Of course, donors had to put up with the consequences of the global financial downturn. They have to make their own calculations and decide what they will be able to afford. And if some African governments whose health systems are overwhelmed and under-funded are performing brilliantly in the ART programmes supported by external donors, maybe they should aim lower. In other words, you can’t even dream of improving the lives of so many people.
How cruel is that? And how cruel is that after governments and patients were given the illusion they would be fully supported in their fight against HIV/Aids? Now, how worrying is that considering that HIV/Aids is donors’ highest priority when it comes to health programmes in the African continent?

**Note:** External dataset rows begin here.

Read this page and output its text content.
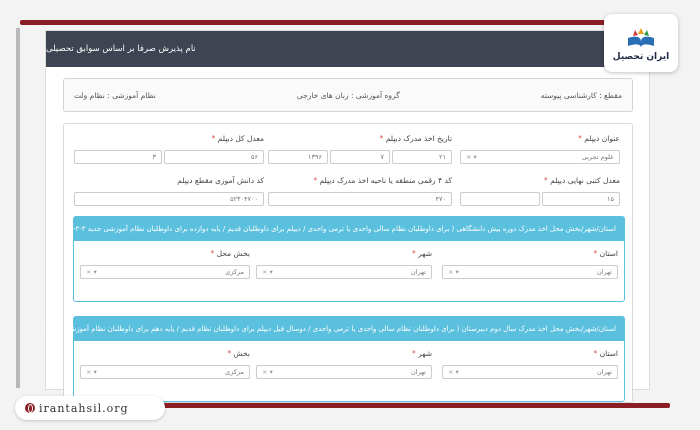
نام پذیرش صرفا بر اساس سوابق تحصیلی
مقطع : کارشناسی پیوسته
گروه آموزشی : زبان های خارجی
نظام آموزشی : نظام ولت
عنوان دیپلم *
تاریخ اخذ مدرک دیپلم *
معدل کل دیپلم *
علوم تجربی
× ▾
۲۱
۷
۱۳۹۶
۵۶
۳
معدل کتبی نهایی دیپلم *
کد ۴ رقمی منطقه یا ناحیه اخذ مدرک دیپلم *
کد دانش آموزی مقطع دیپلم
۱۵
۴۷۰
۵۲۳۰۴۷۰۰
استان/شهر/بخش محل اخذ مدرک دوره پیش دانشگاهی ( برای داوطلبان نظام سالی واحدی یا ترمی واحدی / دیپلم برای داوطلبان قدیم / پایه دوازده برای داوطلبان نظام آموزشی جدید ۳-۳-۶)
استان *
شهر *
بخش محل *
تهران
× ▾
تهران
× ▾
مرکزی
× ▾
استان/شهر/بخش محل اخذ مدرک سال دوم دبیرستان ( برای داوطلبان نظام سالی واحدی یا ترمی واحدی / دوسال قبل دیپلم برای داوطلبان نظام قدیم / پایه دهم برای داوطلبان نظام آموزشی ۳-۳-۶)
استان *
شهر *
بخش *
تهران
× ▾
تهران
× ▾
مرکزی
× ▾
ایران تحصیل
irantahsil.org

I am not a health expert, but I think aid policies and strategies should take into account the dignity of the people they target. And when you give your financial support to people and communities – including countries – who need it to survive, you cannot just take it back, or deny it from one day to the next based on budget issues.
When I was younger, I remember reading many newspaper articles on pharmaceutical firms enrolling African Aids patients in treatment programmes just to test their drugs. Patients would feel better and be grateful until the company reached its purpose and they were no longer needed. So treatment would just be suspended.
I have always found this scarce consideration of human lives very disturbing, but everybody knows major pharmaceutical companies are the bad guys. They play with patents and prices to get richer and richer while people in poor countries don’t have access to life-saving treatments.
To my knowledge – if we exclude some controversial episodes – donors do not adopt the same opportunistic strategies based on using needy patients only to abandon them when they are no longer useful. It would not make sense.
There is something disturbing, though, in asking governments and health clinics in Africa not to treat too many patients. After all we are talking about a disease which has claimed so many victims in the developing world that a reverse of its spread is considered as necessary by the UN in order to achieve the Millennium Development Goals.